Końcówka seta po raz kolejny zapowiadała się emocjonująco, kiedy Brakocević atakiem z kontry doprowadziła do remisu 21:21. To od razu sprowokowało trenera Maska do wzięcia przerwy dla swojego zespołu. Po chwili atak w aut wyrzuciła Bidias i szkoleniowiec ŁKS-u Commercecon nie czekał z kolejnym czasem. Po nim Regis już się nie pomyliła i znów mieliśmy remis, a na zagrywkę w miejsce Nichol powędrowała Marta Wójcik. Kolejny punkt to znów pierwszoplanowa rola Bidias, która zatrzymała blokiem rywalki. Ostatnie słowo w trzecim secie należało do Oli Wójcik, która mocnym zbiciem zdobyła dla Łódzkich Wiewiór 25. punkt (25:23).

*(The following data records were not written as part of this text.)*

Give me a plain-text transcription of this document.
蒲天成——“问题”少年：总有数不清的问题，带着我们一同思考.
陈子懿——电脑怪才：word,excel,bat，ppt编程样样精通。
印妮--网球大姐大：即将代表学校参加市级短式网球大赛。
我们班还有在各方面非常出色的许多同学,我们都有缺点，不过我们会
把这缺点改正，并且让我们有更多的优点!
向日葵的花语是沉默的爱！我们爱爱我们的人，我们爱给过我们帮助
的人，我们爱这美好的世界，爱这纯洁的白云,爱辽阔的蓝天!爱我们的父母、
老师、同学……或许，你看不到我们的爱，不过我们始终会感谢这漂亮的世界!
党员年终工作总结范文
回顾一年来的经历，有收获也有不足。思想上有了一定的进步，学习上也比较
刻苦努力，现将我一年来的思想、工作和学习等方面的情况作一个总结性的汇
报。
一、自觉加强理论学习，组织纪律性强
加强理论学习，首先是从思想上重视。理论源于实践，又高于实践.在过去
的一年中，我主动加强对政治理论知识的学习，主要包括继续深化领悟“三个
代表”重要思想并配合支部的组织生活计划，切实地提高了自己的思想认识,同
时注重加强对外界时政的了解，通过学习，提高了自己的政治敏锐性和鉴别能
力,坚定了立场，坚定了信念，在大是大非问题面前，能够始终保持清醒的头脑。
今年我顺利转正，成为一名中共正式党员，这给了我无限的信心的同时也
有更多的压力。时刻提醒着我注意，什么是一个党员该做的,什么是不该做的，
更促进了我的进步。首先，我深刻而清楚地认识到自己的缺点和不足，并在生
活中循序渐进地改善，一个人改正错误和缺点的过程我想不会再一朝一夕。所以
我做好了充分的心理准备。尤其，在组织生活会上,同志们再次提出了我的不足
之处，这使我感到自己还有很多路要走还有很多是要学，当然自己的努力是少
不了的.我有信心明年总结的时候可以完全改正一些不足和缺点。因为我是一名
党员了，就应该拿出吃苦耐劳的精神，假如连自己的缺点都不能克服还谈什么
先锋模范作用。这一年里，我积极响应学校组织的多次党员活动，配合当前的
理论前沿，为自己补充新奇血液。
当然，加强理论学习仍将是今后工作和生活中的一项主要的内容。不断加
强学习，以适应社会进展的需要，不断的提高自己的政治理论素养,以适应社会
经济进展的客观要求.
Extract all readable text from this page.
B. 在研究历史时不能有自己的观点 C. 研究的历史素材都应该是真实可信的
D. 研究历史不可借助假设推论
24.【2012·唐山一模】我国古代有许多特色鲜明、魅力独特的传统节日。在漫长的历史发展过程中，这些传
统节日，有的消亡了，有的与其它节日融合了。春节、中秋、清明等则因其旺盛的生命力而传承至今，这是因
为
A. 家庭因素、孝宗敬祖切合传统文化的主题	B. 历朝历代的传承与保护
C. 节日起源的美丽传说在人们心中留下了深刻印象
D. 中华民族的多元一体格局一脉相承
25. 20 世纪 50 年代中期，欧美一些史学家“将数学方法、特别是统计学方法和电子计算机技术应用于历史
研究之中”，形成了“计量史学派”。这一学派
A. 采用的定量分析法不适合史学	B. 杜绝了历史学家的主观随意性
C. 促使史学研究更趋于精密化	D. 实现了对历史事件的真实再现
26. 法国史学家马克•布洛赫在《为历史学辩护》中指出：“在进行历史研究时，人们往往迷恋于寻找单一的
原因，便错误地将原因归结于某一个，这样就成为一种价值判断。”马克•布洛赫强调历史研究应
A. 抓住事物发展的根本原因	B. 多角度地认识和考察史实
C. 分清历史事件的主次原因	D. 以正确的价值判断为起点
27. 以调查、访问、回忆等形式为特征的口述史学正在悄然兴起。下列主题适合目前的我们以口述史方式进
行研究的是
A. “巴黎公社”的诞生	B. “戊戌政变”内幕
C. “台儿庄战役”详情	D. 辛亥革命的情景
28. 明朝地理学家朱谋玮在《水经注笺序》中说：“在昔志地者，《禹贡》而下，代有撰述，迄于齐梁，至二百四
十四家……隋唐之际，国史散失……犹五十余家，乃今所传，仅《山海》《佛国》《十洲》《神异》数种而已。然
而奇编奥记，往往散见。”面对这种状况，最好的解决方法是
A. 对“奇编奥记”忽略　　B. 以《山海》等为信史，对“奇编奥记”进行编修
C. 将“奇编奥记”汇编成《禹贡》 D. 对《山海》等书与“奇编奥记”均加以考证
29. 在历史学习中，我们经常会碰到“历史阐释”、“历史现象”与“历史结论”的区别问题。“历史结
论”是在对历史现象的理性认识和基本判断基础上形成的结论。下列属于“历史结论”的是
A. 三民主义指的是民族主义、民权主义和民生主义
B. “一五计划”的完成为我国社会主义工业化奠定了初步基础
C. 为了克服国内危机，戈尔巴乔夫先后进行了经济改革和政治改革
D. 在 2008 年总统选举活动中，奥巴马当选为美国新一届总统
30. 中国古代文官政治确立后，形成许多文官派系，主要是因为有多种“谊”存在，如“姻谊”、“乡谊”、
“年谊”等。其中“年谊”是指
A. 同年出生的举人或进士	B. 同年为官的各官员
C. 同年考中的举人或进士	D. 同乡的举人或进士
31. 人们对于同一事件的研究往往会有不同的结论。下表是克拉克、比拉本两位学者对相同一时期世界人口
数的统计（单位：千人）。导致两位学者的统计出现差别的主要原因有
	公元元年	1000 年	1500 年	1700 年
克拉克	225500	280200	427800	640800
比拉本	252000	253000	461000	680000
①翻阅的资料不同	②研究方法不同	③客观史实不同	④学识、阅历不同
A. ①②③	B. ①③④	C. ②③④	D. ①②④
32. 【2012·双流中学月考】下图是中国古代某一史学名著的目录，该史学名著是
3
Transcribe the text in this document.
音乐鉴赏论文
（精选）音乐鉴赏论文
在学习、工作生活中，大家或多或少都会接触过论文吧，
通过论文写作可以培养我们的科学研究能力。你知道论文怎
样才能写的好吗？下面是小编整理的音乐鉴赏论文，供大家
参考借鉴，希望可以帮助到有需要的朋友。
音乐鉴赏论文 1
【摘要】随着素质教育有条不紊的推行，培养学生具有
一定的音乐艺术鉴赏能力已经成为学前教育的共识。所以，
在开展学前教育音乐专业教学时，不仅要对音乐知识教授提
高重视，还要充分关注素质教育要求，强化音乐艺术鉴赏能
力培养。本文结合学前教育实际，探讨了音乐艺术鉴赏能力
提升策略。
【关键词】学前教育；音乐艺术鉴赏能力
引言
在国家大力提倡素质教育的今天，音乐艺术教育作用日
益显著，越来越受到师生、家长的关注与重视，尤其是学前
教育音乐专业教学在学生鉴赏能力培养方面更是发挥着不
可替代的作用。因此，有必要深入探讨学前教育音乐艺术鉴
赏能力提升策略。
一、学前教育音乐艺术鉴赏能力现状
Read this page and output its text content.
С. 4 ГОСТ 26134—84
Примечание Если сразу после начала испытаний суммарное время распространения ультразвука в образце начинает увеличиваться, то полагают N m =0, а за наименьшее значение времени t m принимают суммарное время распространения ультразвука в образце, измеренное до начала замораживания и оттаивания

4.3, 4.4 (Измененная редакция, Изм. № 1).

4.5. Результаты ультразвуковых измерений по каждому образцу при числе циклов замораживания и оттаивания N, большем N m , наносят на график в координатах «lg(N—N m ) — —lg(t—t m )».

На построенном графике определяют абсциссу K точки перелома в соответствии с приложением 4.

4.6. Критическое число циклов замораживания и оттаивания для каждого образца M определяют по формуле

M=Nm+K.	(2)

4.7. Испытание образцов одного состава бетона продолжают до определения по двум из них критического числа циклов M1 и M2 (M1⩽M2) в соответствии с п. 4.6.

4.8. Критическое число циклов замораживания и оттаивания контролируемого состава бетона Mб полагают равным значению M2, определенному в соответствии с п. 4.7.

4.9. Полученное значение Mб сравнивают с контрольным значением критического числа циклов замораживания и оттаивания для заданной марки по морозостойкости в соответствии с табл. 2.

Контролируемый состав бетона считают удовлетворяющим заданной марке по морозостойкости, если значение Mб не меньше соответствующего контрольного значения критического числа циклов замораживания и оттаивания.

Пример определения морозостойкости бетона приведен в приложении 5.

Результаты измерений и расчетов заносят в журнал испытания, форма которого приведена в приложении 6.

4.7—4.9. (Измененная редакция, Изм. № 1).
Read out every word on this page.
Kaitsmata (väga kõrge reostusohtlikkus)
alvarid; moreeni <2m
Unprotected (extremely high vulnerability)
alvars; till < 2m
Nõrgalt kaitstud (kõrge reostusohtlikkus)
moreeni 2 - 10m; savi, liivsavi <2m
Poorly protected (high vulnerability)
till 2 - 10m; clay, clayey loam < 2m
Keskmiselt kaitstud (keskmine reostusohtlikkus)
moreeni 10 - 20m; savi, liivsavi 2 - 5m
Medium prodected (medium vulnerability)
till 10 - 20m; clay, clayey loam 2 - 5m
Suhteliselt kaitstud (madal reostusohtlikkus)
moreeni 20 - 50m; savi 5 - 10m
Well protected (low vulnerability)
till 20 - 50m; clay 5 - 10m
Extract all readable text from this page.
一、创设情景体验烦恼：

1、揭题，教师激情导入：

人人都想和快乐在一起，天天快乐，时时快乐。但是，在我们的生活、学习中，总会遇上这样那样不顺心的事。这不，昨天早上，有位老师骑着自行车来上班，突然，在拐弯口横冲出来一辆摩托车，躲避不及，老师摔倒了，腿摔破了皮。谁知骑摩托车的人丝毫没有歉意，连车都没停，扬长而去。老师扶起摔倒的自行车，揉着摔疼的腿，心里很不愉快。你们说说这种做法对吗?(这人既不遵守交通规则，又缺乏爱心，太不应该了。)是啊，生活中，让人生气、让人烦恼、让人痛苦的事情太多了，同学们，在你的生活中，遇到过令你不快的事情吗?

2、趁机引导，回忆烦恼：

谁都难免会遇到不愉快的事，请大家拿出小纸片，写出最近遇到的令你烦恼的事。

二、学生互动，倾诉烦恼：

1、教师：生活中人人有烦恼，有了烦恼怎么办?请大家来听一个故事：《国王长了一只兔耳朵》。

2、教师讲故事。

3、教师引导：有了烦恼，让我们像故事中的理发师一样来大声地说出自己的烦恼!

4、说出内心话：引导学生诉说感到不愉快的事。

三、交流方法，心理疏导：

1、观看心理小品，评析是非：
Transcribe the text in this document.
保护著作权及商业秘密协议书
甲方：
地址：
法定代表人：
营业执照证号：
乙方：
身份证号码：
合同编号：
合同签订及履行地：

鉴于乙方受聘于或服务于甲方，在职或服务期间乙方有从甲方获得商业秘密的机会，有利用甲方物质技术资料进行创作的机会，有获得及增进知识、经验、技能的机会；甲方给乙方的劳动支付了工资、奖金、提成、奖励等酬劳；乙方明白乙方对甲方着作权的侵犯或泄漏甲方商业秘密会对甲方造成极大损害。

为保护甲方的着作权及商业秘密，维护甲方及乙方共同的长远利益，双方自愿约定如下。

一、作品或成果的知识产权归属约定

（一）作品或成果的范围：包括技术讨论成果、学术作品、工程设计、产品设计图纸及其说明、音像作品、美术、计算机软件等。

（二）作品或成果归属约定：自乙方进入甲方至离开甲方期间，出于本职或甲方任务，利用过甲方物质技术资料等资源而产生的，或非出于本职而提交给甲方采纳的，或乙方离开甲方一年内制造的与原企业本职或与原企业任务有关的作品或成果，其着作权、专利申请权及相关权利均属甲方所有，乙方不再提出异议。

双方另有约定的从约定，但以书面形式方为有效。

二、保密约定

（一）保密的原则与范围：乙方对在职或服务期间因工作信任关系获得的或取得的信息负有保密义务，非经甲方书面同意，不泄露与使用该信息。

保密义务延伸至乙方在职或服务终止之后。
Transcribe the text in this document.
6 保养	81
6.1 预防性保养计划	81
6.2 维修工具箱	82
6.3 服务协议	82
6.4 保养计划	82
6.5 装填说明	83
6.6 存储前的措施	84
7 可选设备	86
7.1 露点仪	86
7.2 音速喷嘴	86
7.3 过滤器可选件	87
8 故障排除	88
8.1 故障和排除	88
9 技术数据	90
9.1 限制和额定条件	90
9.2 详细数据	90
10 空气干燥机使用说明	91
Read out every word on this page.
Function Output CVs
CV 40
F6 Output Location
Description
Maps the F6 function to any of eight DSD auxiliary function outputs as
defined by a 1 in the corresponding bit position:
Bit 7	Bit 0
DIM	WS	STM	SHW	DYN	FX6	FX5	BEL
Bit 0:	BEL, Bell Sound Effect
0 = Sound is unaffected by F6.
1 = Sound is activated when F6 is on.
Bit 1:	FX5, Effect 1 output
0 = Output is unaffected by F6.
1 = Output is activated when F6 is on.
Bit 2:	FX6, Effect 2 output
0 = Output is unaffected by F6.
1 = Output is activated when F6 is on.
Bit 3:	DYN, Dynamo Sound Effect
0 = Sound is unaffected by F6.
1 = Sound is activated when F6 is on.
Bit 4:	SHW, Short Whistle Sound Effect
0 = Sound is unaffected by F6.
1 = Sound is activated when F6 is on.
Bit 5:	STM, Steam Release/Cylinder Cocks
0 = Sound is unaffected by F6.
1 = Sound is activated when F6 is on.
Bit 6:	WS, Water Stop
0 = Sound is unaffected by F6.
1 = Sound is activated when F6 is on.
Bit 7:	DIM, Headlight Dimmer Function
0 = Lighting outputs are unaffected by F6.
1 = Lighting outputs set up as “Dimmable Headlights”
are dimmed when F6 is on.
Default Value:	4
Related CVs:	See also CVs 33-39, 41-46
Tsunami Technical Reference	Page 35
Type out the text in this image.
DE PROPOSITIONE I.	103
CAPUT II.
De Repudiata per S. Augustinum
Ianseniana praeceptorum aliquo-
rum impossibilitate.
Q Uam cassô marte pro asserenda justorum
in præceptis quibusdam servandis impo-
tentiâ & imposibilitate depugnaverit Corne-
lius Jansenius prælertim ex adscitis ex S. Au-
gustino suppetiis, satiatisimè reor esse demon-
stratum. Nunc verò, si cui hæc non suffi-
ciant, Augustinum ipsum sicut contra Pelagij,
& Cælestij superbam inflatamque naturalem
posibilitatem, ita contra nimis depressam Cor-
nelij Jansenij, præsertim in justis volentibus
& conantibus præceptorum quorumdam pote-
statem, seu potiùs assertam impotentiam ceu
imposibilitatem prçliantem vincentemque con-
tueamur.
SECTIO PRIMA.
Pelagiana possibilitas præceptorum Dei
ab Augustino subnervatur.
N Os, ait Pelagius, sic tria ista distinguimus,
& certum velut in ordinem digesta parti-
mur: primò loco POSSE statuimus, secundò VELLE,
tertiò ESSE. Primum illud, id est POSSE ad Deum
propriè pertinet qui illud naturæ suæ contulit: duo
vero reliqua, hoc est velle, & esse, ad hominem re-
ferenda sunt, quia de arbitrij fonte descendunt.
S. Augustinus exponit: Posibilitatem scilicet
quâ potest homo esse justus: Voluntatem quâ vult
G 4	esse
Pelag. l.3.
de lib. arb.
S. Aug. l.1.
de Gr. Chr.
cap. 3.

Czwartą partię lepiej rozpoczęły gospodynie, które najpierw zablokowały Aleksandrę Wójcik, a później ustrzeliły ją zagrywką. Do tego Polańska dołożyła dwa bloki i zrobiło się 4:0 dla Budowlanych. Później jednak siatkarki Grota zaczęły popełniać proste błędy i ich przewaga stopniała do 6:4. Z obu stron widać było już zmęczenie i nerwowość. Przy 9:6 dla gospodyń, trener ŁKS-u Commercecon postanowił uspokoić poczynania swojej drużyny, prosząc o czas. Kolejna kontrowersyjna decyzja sędziów zmotywowała tylko ełkaesianki, które szybko doprowadziły do remisu 10:10 i tym razem to szkoleniowiec gospodyń zdecydował się na przerwę dla swojego zespołu. Obie drużyny za wszelką cenę chciały odnieść zwycięstwo w derbach i nie oddać rywalkom prymatu w mieście, co owocowało wyrównaną grą (14:14). Niesione dopingiem rzeszy kibiców ełkaesianki, mimo że były gośćmi w tym meczu, śmiało mogły powiedzieć, że grają u siebie.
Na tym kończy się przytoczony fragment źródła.